Muhalifler hedeflerinin Şam olduğunu kararlılıkla ortaya koydular. Görünen o ki, rejimin Şam’da da tutunabilmesi mümkün değildir. Olağanüstü bir gelişme olmadığı takdirde Esad için yolun sonuna gelinmiş durumda.
Zira bu noktaya kadar net olarak anlaşılmaktadır ki, Esad güçlerinin tutunacak bir yanı yoktur. Zaten bugüne değin başta İran ve Rusya desteği olamasaydı bu kadar süre yine koltuğunu koruyamazdı. Ancak bugün çok çarpıcı bir şekilde görülüyor ki, ne İran ne de Rusya’nın desteği de koltuğunu korumaya artık yetmeyecek.

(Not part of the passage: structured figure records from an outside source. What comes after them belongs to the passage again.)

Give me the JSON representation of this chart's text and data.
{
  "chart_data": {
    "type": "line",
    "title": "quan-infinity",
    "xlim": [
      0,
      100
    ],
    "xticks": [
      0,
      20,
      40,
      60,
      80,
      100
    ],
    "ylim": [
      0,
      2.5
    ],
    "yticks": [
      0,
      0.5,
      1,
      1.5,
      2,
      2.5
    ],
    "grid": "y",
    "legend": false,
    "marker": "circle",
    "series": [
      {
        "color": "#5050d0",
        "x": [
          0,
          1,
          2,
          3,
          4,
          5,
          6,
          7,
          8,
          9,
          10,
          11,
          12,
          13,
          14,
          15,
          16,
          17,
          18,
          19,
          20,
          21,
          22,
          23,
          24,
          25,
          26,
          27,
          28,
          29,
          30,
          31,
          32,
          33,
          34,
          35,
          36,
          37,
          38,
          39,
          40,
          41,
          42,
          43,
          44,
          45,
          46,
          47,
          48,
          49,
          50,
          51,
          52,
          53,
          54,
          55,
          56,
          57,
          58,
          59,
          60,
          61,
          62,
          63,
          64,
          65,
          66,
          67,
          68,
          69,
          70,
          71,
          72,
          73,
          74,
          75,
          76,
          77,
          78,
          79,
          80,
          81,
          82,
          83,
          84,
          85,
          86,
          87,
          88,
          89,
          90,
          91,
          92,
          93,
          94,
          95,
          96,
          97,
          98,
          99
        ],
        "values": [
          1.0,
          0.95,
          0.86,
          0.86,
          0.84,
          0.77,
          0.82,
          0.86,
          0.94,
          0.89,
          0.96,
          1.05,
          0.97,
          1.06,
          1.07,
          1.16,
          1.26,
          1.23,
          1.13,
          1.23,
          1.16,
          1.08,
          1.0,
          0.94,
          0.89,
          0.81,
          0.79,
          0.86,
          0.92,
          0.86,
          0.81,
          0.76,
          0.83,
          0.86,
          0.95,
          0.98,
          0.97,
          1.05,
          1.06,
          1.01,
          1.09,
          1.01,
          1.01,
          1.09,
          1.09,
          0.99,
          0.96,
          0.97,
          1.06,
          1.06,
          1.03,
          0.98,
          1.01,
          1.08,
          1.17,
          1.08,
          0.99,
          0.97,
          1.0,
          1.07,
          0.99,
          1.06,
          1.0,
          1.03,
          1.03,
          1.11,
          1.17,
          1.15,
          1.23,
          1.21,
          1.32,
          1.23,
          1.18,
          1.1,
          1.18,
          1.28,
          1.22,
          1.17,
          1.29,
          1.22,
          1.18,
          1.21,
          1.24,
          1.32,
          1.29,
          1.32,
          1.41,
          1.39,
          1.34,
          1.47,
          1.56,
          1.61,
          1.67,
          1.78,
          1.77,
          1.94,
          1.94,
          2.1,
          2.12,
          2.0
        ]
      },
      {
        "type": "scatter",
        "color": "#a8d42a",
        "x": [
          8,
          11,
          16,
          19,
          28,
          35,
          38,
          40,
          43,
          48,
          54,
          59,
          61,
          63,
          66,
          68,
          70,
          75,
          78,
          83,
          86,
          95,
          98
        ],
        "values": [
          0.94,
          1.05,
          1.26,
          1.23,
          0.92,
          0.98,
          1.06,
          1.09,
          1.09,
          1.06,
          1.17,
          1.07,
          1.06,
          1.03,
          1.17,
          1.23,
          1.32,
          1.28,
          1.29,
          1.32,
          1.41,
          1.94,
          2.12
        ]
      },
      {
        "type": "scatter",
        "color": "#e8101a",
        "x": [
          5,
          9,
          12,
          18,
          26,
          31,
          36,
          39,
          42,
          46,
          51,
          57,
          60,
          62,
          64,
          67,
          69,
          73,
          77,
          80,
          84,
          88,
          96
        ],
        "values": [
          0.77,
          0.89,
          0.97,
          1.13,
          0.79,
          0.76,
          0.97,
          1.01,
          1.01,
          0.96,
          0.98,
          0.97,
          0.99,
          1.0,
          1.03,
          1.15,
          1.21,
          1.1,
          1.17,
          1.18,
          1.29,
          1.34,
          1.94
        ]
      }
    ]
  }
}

Oysa Türkiye’nin sahadaki varlığının ve en son uzattığı elin kıymetini bilseydi, Suriye topraklarında kaosun düzene girmesi konusunda siyasi çözümün oluşması zemininde katkı sunmuş olurdu. Ancak son dönemde kendisini öylesine güvende hissetti ki, yeniden Arap Birliği’ne dönüşünü, Körfez ülkelerinin yeniden diplomatik temsilcilikler açma adımlarını gücünü korumanın sonuçları olarak yorumladı. Sahada terör örgütleriyle mücadele eden tek güç olan Türkiye’ye Suriye’den çıkması çağrısı, Suriye’nin parçalanmasına razı olmak demekti.

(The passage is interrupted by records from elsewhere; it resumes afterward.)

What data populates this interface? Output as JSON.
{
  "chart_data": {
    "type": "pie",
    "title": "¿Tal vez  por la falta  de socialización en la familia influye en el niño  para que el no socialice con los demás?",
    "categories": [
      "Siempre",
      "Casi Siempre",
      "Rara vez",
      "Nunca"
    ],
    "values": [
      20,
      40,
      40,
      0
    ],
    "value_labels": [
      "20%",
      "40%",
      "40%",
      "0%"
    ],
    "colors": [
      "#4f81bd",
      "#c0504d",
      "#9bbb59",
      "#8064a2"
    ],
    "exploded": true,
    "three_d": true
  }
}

Oysa ülkesinin en önemli toprakları PKK terör örgütünün elindeydi. Bırakınız bu durumdan rahatsız olmayı, yeri geldi PKK ile iş tuttu. ABD-İsrail projesi olan PKK eliyle terör karakolu oluşturma çabasına seyirci kalarak destek oldu. Zira Türkiye Suriye sahasında PKK ve DEAŞ terör örgütlerine karşı amansız mücadele ederek, Suriye’nin parçalanmasının önüne geçmiş oldu. Bunun kıymetini bilmeyen Esad için Suriye’nin toprak bütünlüğü değil, koltuğunun varlığı her şeyden önemliydi. Şimdi de muhalif güçlere karşı koyamadığı yerleri PKK terör örgütünün eline geçmesi için çaba sarf ediyor. Esad-PKK dostluğu, zaman içinde ABD-İsrail tarafından da kıymetlendirildi.

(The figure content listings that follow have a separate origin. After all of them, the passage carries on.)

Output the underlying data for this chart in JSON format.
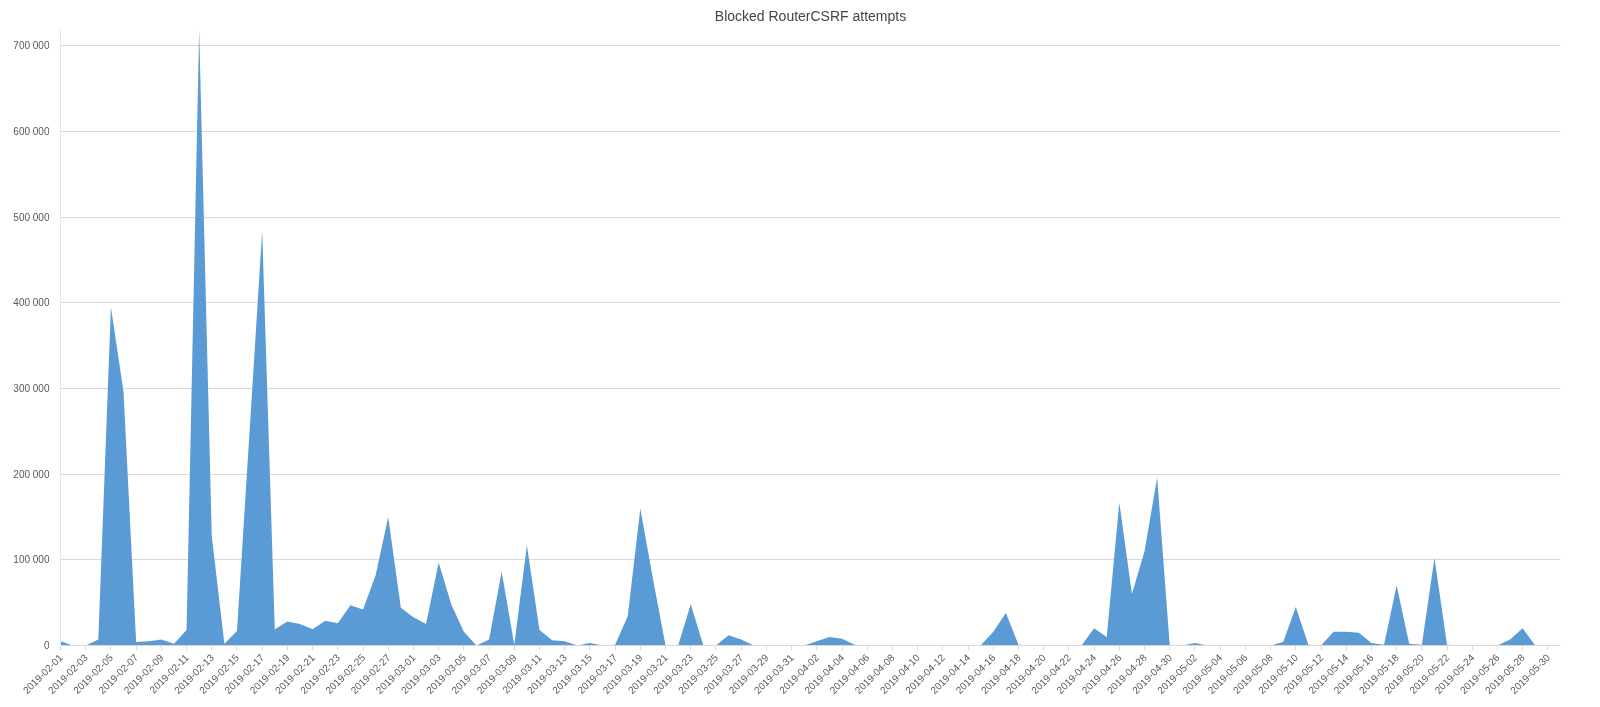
{
  "chart_data": {
    "type": "area",
    "title": "Blocked RouterCSRF attempts",
    "categories": [
      "2019-02-01",
      null,
      "2019-02-03",
      null,
      "2019-02-05",
      null,
      "2019-02-07",
      null,
      "2019-02-09",
      null,
      "2019-02-11",
      null,
      "2019-02-13",
      null,
      "2019-02-15",
      null,
      "2019-02-17",
      null,
      "2019-02-19",
      null,
      "2019-02-21",
      null,
      "2019-02-23",
      null,
      "2019-02-25",
      null,
      "2019-02-27",
      null,
      "2019-03-01",
      null,
      "2019-03-03",
      null,
      "2019-03-05",
      null,
      "2019-03-07",
      null,
      "2019-03-09",
      null,
      "2019-03-11",
      null,
      "2019-03-13",
      null,
      "2019-03-15",
      null,
      "2019-03-17",
      null,
      "2019-03-19",
      null,
      "2019-03-21",
      null,
      "2019-03-23",
      null,
      "2019-03-25",
      null,
      "2019-03-27",
      null,
      "2019-03-29",
      null,
      "2019-03-31",
      null,
      "2019-04-02",
      null,
      "2019-04-04",
      null,
      "2019-04-06",
      null,
      "2019-04-08",
      null,
      "2019-04-10",
      null,
      "2019-04-12",
      null,
      "2019-04-14",
      null,
      "2019-04-16",
      null,
      "2019-04-18",
      null,
      "2019-04-20",
      null,
      "2019-04-22",
      null,
      "2019-04-24",
      null,
      "2019-04-26",
      null,
      "2019-04-28",
      null,
      "2019-04-30",
      null,
      "2019-05-02",
      null,
      "2019-05-04",
      null,
      "2019-05-06",
      null,
      "2019-05-08",
      null,
      "2019-05-10",
      null,
      "2019-05-12",
      null,
      "2019-05-14",
      null,
      "2019-05-16",
      null,
      "2019-05-18",
      null,
      "2019-05-20",
      null,
      "2019-05-22",
      null,
      "2019-05-24",
      null,
      "2019-05-26",
      null,
      "2019-05-28",
      null,
      "2019-05-30"
    ],
    "values": [
      5000,
      0,
      0,
      7000,
      395000,
      296000,
      4000,
      5000,
      7000,
      2000,
      18000,
      719000,
      128000,
      2000,
      17000,
      250000,
      484000,
      19000,
      28000,
      25000,
      19000,
      29000,
      26000,
      47000,
      42000,
      82000,
      150000,
      44000,
      33000,
      25000,
      97000,
      48000,
      16000,
      0,
      7000,
      86000,
      1000,
      117000,
      18000,
      6000,
      5000,
      0,
      3000,
      0,
      1000,
      34000,
      160000,
      78000,
      0,
      0,
      48000,
      0,
      0,
      12000,
      7000,
      0,
      0,
      0,
      0,
      0,
      5000,
      10000,
      8000,
      1000,
      0,
      0,
      0,
      0,
      0,
      0,
      0,
      0,
      0,
      0,
      16000,
      38000,
      1000,
      0,
      0,
      0,
      0,
      0,
      20000,
      10000,
      167000,
      60000,
      110000,
      196000,
      0,
      0,
      3000,
      0,
      0,
      0,
      0,
      0,
      0,
      4000,
      45000,
      1000,
      0,
      16000,
      16000,
      15000,
      3000,
      1000,
      70000,
      2000,
      1000,
      102000,
      1000,
      0,
      0,
      0,
      0,
      7000,
      20000,
      0,
      0
    ],
    "color": "#5b9bd5",
    "ylim": [
      0,
      720000
    ],
    "yticks": [
      0,
      {
        "value": 100000,
        "label": "100 000"
      },
      {
        "value": 200000,
        "label": "200 000"
      },
      {
        "value": 300000,
        "label": "300 000"
      },
      {
        "value": 400000,
        "label": "400 000"
      },
      {
        "value": 500000,
        "label": "500 000"
      },
      {
        "value": 600000,
        "label": "600 000"
      },
      {
        "value": 700000,
        "label": "700 000"
      }
    ],
    "grid": "y"
  }
}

Ülke nüfusunun yarısından fazlası yerinden, yurdundan edilmiş, hayatını kaybetmiş, insanlık dışı muamelelere uğramış ama Esad için her zaman koltuğu her şeyden öncelikli olmuştur. Şimdi o koltukta gitmek üzeredir. Ne Rusya ne de İran bu durumu tersine çevirmeye niyetlidir. Niyetli olsalar bile Esad’ın koltuğunu korumak konusunda muktedir olmaları da güç görünmektedir.
Türkiye’nin tavrı da, kararlılığı da çok nettir. Fırat’ın doğusuna odaklanmış PKK terör örgütünün sökülüp atılması kaçınılmazdır. Türkiye’ye sığınmış Suriyelilerin yurtlarına dönmeleri esastır. Şimdiden Halep’e geri dönüşler başlamıştır. Bundan sonrası için meşru muhalefetin haklı taleplerinin karşılanması, siyasi sürecin önünün açılması kaçınılmazdır.
Tüm bunlar yaşanırken emperyalizmin çıkarlarına dayalı Suriye’nin parçalanmasının önüne geçilmesi de hayati önemdedir.
Bu zeminde kabul edilmelidir ki, Türkiye’nin değerini bilmeyenlerin sahada hüsrana uğraması da kaçınılmazdır.